Bei aller Konkurrenz zwischen öffentlich-rechtlichen und privatwirtschaftlichen Sendern und Verlagen in Deutschland und EU-Europa: Dass solche großen Fische die eigentlichen Wettbewerber sind und dass die von ihnen immer weiter zementierten krass schädlichen Digital-Monopole (wie hier kürzlich Martin Andree/ Karl-Nikolaus Peifer zitiert wurden) das jedenfalls viiiel größere Problem darstellen, sollte niemand vergessen.


Altpapierkorb (Assange, Astrologie im ÖRR, Journalismus & PR, "Berliner Zeitung"-Streit, liebe "Zeit")

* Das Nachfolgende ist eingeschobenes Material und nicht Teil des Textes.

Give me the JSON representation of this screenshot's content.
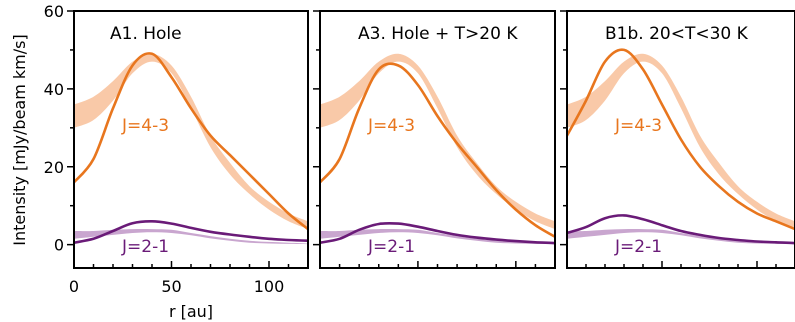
{
  "colors": {
    "j43_model": "#e8761e",
    "j43_obs": "#f9c9a8",
    "j21_model": "#6a1b78",
    "j21_obs": "#c9a6cf",
    "frame": "#000000"
  },
  "chart_data": [
    {
      "type": "line",
      "title": "A1. Hole",
      "xlabel": "r [au]",
      "ylabel": "Intensity [mJy/beam km/s]",
      "xlim": [
        0,
        120
      ],
      "ylim": [
        -6,
        60
      ],
      "xticks": [
        "0",
        "50",
        "100"
      ],
      "yticks": [
        "0",
        "20",
        "40",
        "60"
      ],
      "series": [
        {
          "name": "J=4-3",
          "kind": "obs_band",
          "x": [
            0,
            10,
            20,
            30,
            40,
            50,
            60,
            70,
            80,
            90,
            100,
            110,
            120
          ],
          "lower": [
            30,
            32,
            37,
            44,
            47,
            44,
            35,
            25,
            18,
            13,
            9,
            6,
            4
          ],
          "upper": [
            36,
            38,
            42,
            47,
            49,
            46,
            38,
            28,
            21,
            15,
            11,
            8,
            6
          ]
        },
        {
          "name": "J=4-3",
          "kind": "model",
          "x": [
            0,
            10,
            20,
            30,
            40,
            50,
            60,
            70,
            80,
            90,
            100,
            110,
            120
          ],
          "y": [
            16,
            22,
            35,
            46,
            49,
            43,
            35,
            28,
            23,
            18,
            13,
            8,
            4
          ]
        },
        {
          "name": "J=2-1",
          "kind": "obs_band",
          "x": [
            0,
            10,
            20,
            30,
            40,
            50,
            60,
            70,
            80,
            90,
            100,
            110,
            120
          ],
          "lower": [
            1.5,
            2,
            2.5,
            3,
            3.2,
            3,
            2.4,
            1.6,
            1,
            0.5,
            0.3,
            0.2,
            0.1
          ],
          "upper": [
            3.5,
            3.5,
            3.8,
            4,
            4,
            3.8,
            3,
            2.2,
            1.5,
            1,
            0.7,
            0.5,
            0.3
          ]
        },
        {
          "name": "J=2-1",
          "kind": "model",
          "x": [
            0,
            10,
            20,
            30,
            40,
            50,
            60,
            70,
            80,
            90,
            100,
            110,
            120
          ],
          "y": [
            0.5,
            1.5,
            3.5,
            5.5,
            6,
            5.4,
            4.3,
            3.3,
            2.6,
            2,
            1.5,
            1.2,
            1
          ]
        }
      ],
      "annotations": [
        "J=4-3",
        "J=2-1"
      ]
    },
    {
      "type": "line",
      "title": "A3. Hole + T>20 K",
      "xlim": [
        0,
        120
      ],
      "ylim": [
        -6,
        60
      ],
      "series": [
        {
          "name": "J=4-3",
          "kind": "obs_band",
          "x": [
            0,
            10,
            20,
            30,
            40,
            50,
            60,
            70,
            80,
            90,
            100,
            110,
            120
          ],
          "lower": [
            30,
            32,
            37,
            44,
            47,
            44,
            35,
            25,
            18,
            13,
            9,
            6,
            4
          ],
          "upper": [
            36,
            38,
            42,
            47,
            49,
            46,
            38,
            28,
            21,
            15,
            11,
            8,
            6
          ]
        },
        {
          "name": "J=4-3",
          "kind": "model",
          "x": [
            0,
            10,
            20,
            30,
            40,
            50,
            60,
            70,
            80,
            90,
            100,
            110,
            120
          ],
          "y": [
            16,
            22,
            35,
            45,
            46,
            41,
            33,
            26,
            20,
            14,
            9,
            5,
            2
          ]
        },
        {
          "name": "J=2-1",
          "kind": "obs_band",
          "x": [
            0,
            10,
            20,
            30,
            40,
            50,
            60,
            70,
            80,
            90,
            100,
            110,
            120
          ],
          "lower": [
            1.5,
            2,
            2.5,
            3,
            3.2,
            3,
            2.4,
            1.6,
            1,
            0.5,
            0.3,
            0.2,
            0.1
          ],
          "upper": [
            3.5,
            3.5,
            3.8,
            4,
            4,
            3.8,
            3,
            2.2,
            1.5,
            1,
            0.7,
            0.5,
            0.3
          ]
        },
        {
          "name": "J=2-1",
          "kind": "model",
          "x": [
            0,
            10,
            20,
            30,
            40,
            50,
            60,
            70,
            80,
            90,
            100,
            110,
            120
          ],
          "y": [
            0.5,
            1.5,
            3.8,
            5.3,
            5.4,
            4.6,
            3.5,
            2.5,
            1.8,
            1.3,
            0.9,
            0.6,
            0.4
          ]
        }
      ],
      "annotations": [
        "J=4-3",
        "J=2-1"
      ]
    },
    {
      "type": "line",
      "title": "B1b. 20<T<30 K",
      "xlim": [
        0,
        120
      ],
      "ylim": [
        -6,
        60
      ],
      "series": [
        {
          "name": "J=4-3",
          "kind": "obs_band",
          "x": [
            0,
            10,
            20,
            30,
            40,
            50,
            60,
            70,
            80,
            90,
            100,
            110,
            120
          ],
          "lower": [
            30,
            32,
            37,
            44,
            47,
            44,
            35,
            25,
            18,
            13,
            9,
            6,
            4
          ],
          "upper": [
            36,
            38,
            42,
            47,
            49,
            46,
            38,
            28,
            21,
            15,
            11,
            8,
            6
          ]
        },
        {
          "name": "J=4-3",
          "kind": "model",
          "x": [
            0,
            10,
            20,
            30,
            40,
            50,
            60,
            70,
            80,
            90,
            100,
            110,
            120
          ],
          "y": [
            28,
            37,
            47,
            50,
            45,
            36,
            27,
            20,
            15,
            11,
            8,
            6,
            4
          ]
        },
        {
          "name": "J=2-1",
          "kind": "obs_band",
          "x": [
            0,
            10,
            20,
            30,
            40,
            50,
            60,
            70,
            80,
            90,
            100,
            110,
            120
          ],
          "lower": [
            1.5,
            2,
            2.5,
            3,
            3.2,
            3,
            2.4,
            1.6,
            1,
            0.5,
            0.3,
            0.2,
            0.1
          ],
          "upper": [
            3.5,
            3.5,
            3.8,
            4,
            4,
            3.8,
            3,
            2.2,
            1.5,
            1,
            0.7,
            0.5,
            0.3
          ]
        },
        {
          "name": "J=2-1",
          "kind": "model",
          "x": [
            0,
            10,
            20,
            30,
            40,
            50,
            60,
            70,
            80,
            90,
            100,
            110,
            120
          ],
          "y": [
            3,
            4.5,
            6.8,
            7.5,
            6.5,
            5,
            3.5,
            2.5,
            1.7,
            1.2,
            0.8,
            0.6,
            0.4
          ]
        }
      ],
      "annotations": [
        "J=4-3",
        "J=2-1"
      ]
    }
  ]
}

+++ Just während dieses Altpapier in die heiße Produktionsphase ging, begann, auf Youtube übertragen, Julian Assanges Pressekonferenz in Straßburg. Seine erste öffentliche nach jahrelange Folter-ähnlicher Einkerkerung in England ... +++

+++ Kommt alles, was in den USA medial geschieht, bald darauf nach Deutschland? Womöglich kommt aber auch bloß alles, was in Österreich läuft, rüber. Dann dürfte demnächst die Frage drohen, ob Astrologie-Shows zum öffentlich-rechttlichen Auftrag gehören (wie der "Standard" anhand einer ORF-Sendung und Kritik einer Stiftungsrätin daran schildert). +++

+++ "Übermedien"-Chefredakteur Alexander Graf hätte gern die alte, aber vielleicht viel zu lang zurückliegende Diskussion, ob Journalisten denn auch PR machen dürfen, "noch einmal ganz von vorne geführt ... Denn zum einen wird die Situation für Freie immer prekärer, die Zwänge werden also größer. Zum anderen haben junge Medienschaffende heute in den sozialen Netzwerken Sichtbarkeit und Reichweiten, die ihnen ganz neue Einkommensmöglichkeiten unabhängig von Medienhäusern eröffnen", schreibt er anhand eines bzw. mehrerer konkreter Fälle. Über den Anlass, Aktivitäten der "Gen-Z-Journalistin" Carlott Bru, berichtete als erstes wohl die "Berliner Zeitung", die ja aber doch "in den vergangenen Jahren durch einen fragwürdigen redaktionellen Kurs" auffiel, schreibt Graf. +++

+++ Denn um die "Berliner" läuft wieder ein Medien-Streit. Auf den "Spiegel"-Artikel (Altpapierkorb gestern), der ausführlich alle Aufreger rund um das Blatt nacherzählt, nachdem dieses seine wirtschaftlichen Erfolge verkündet hatte (Altpapier), reagierte die "Berliner" mit einem Offenen Brief ("Woher kommt diese Lust am taktischen Foul?") ihrer Chefetage, aber ohne Herausgeber. Und "Übermedien"-Gründer Stefan Niggemeier reagierte darauf dann auch. +++ Genau solche Streits, auch wenn oder gerade weil offensichtlich niemand ganz schwere Vorwürfe erhebt, zeugen immerhin von einer lebhaften, vielfältigen Medienlandschaft. Zumal wenn sie erfrischenderweise mal zwischen privatwirtschaftlichen Akteuren ganz ohne ÖRR-Aspekte geführt werden. Wenn "Spiegel"-Autor Stefan Kuzmany die "BLZ" als "ostdeutschtümelndes Wutbürger-Organ" bezeichnet, trifft das sicher einen Punkt. Aber Uniformität in der Berichterstattung ist ja kein erstrebenswertes Ideal (und wurde es auch nicht dadurch, dass weite Teile der deutsche Medienlandschaft jenseits der "Berliner", aber mit dem "Spiegel" mittendrin, es dennoch erreichten ...). +++

+++ "Liebe Zeit, warum gibst du dich für so einen Stuss her? Aber vielleicht heuert Schlesinger ja bald bei euch an. Chefredakteur Giovanni di Lorenzo hat ja gerade die 65 vollgemacht. Und dann gnade uns die Göttin!", kolumnierte Steffen Grimberg dann noch in der "taz" zum großen Patricia-Schlesinger-Artikel in der Wochenzeitung, um den es im Altpapier natürlich auch ging. +++

Das nächste Altpapier schreibt am Mittwoch Jenni Zylka.